I’ve sometimes wondered why the incarcerated students of the Hope-Western Prison Education Program are so remarkably committed to their college studies. Anyone who has ever spoken with them can’t help but come away from the conversation deeply impressed by their passion for learning. This overwhelming sense of enthusiasm is perhaps most acutely felt by their professors, who are commonly changed in fundamental, surprising ways by the experience.
Perhaps HWPEP students are simply older and more mature than traditional students. People in the forties and fifties have a greater trove of experiences that help them put their life circumstances into perspective than the average 18-22 year-old college student does. Perhaps older, incarcerated students see the value in their college education in ways that traditional college students will eventually recognize, but not just yet.
Or it could be that HWPEP students experience a newfound sense of self-efficacy as a result of their college-going. For many, their lives have been like arid deserts — places where truth, beauty, and goodness are not completely absent, but can be harder to find. Maybe learning that they are good at something that is true, good, and beautiful is why they blossom with such fecundity.

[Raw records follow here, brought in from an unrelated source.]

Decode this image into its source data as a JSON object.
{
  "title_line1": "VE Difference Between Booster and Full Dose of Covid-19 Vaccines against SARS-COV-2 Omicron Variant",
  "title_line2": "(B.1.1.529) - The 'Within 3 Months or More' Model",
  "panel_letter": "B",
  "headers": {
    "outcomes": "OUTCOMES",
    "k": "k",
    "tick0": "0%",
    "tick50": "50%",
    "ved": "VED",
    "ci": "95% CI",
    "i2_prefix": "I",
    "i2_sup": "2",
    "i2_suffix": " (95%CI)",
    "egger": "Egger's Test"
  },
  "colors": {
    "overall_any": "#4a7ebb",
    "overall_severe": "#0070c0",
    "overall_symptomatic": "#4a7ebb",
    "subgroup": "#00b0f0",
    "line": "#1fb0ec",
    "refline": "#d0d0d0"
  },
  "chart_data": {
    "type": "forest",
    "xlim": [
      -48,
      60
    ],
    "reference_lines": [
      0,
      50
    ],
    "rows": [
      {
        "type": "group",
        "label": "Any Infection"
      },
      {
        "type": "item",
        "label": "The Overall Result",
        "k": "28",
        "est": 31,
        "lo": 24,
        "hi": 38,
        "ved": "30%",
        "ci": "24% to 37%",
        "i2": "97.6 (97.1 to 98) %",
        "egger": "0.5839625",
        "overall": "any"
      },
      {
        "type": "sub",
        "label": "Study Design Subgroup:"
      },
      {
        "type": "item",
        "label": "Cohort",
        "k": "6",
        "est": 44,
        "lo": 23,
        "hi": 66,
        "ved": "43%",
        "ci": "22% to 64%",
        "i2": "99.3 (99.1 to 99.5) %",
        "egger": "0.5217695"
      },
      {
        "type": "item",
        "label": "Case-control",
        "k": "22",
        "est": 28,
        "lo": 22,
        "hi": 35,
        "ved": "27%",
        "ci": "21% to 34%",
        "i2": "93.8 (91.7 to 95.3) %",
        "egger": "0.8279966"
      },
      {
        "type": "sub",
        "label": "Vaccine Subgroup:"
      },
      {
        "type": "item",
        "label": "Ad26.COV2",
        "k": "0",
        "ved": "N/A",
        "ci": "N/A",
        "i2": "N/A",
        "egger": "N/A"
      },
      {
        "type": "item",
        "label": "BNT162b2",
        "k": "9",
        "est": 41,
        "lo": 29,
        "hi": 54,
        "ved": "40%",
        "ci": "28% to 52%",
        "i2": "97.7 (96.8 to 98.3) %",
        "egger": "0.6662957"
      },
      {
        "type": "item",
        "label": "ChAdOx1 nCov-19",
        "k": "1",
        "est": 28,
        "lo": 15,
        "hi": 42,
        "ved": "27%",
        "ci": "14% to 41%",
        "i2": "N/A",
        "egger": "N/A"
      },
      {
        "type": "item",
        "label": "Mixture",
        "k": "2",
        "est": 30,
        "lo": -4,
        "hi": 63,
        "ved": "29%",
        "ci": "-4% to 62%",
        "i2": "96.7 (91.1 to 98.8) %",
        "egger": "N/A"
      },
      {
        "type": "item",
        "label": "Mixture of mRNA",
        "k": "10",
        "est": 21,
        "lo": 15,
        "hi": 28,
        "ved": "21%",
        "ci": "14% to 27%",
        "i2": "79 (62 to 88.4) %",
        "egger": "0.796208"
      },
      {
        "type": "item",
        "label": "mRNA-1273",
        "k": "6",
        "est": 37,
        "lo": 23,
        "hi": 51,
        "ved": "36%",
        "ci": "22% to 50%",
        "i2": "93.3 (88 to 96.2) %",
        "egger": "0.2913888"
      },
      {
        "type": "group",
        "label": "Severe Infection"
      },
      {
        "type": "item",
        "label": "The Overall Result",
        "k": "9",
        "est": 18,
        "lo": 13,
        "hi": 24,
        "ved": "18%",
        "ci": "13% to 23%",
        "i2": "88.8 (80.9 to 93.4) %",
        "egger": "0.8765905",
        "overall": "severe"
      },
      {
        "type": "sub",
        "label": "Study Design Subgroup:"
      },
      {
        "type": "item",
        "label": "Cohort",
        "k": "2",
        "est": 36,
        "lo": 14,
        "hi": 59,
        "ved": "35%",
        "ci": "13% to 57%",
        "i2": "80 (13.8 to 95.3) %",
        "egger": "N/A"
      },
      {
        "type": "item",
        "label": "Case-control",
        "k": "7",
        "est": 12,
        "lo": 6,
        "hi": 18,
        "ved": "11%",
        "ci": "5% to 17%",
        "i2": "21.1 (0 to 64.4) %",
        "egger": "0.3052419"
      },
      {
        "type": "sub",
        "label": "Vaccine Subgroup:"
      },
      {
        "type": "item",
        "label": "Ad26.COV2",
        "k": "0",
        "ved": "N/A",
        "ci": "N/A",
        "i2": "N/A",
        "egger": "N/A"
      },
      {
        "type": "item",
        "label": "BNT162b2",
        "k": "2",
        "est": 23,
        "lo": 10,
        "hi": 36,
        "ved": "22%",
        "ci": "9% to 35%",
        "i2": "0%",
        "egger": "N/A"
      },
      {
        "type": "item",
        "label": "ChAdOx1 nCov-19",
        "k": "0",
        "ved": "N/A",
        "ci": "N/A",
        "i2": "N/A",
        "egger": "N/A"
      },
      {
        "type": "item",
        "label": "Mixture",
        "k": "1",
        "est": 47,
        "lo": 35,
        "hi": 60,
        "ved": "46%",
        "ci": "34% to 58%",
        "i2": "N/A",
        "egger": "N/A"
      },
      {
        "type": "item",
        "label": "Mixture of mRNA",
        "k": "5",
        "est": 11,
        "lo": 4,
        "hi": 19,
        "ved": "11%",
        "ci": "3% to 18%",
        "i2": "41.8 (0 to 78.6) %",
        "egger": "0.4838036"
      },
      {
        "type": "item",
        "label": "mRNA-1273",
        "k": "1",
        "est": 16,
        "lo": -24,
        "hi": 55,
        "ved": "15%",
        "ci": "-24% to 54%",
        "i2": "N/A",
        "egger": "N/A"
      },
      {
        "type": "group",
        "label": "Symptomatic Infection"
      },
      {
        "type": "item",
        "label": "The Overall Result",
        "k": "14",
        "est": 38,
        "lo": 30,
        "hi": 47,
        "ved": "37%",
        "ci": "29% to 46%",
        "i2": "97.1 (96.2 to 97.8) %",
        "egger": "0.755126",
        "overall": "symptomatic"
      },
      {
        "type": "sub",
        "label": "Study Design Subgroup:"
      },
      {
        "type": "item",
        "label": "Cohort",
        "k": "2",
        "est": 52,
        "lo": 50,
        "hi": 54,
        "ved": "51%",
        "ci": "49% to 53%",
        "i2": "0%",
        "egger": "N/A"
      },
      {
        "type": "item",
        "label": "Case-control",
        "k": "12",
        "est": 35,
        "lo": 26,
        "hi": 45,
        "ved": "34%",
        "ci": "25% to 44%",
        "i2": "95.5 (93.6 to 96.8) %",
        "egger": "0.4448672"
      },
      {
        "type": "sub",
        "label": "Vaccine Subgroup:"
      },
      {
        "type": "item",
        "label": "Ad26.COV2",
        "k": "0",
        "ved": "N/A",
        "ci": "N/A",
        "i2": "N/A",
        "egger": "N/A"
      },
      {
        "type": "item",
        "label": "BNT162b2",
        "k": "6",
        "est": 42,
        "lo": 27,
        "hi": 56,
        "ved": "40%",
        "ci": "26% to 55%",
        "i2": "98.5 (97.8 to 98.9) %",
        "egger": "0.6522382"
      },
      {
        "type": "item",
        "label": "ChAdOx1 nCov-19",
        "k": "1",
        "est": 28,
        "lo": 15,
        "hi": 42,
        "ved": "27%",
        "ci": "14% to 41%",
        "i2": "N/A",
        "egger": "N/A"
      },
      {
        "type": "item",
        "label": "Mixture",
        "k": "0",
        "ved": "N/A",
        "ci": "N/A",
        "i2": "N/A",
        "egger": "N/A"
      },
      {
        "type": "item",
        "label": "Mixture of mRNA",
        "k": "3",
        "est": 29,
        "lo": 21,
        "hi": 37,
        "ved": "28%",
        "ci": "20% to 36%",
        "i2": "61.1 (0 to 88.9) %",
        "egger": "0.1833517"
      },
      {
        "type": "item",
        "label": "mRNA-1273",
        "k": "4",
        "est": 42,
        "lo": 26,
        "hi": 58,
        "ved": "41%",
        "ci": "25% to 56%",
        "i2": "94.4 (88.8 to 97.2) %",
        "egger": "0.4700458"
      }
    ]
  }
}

But increasingly I wonder if their enthusiasm — their joy — is based on something else — a sense of belonging. A sense of membership. Many HWPEP students have lived the better part of their lives without a well-formed vision of the future — educational or otherwise. College has been, at best, a hazy, dimly understood theory outside their experience or that of their families. To quote Kant, “Out of the crooked timber of humanity, no straight thing was ever made.” The crooked timber of HWPEP students is straightening, and beautifully. Kant would be impressed.
In his wonderful Port William stories Wendell Berry describes those living and working and dying among the Kentucky hills hard by the Ohio River as a “membership.” He crafts their lives in ways that gives us the impression that the people of that membership belong to each other. And it is in that belonging that they find and embody love — of each other and themselves.
“We are members of each other…The difference ain’t in who is a member and who is not, but in who knows it and who don’t.”Burley Coulter – The Wild Birds
As Reinhold Niebuhr reminds us “Nothing that is worth doing can be achieved in our lifetime; therefore we must be saved by hope. Nothing which is true or beautiful or good makes complete sense in any immediate context of history; therefore we must be saved by faith. Nothing we do, however virtuous, can be accomplished alone; therefore we are saved by love.” And love is discovered by membership.
As we continue through the early years of the Hope-Western Prison Education Program we give thanks for the membership it offers for our students. And for the marvelous ways that membership is making all the difference in their lives — for now and for eternity.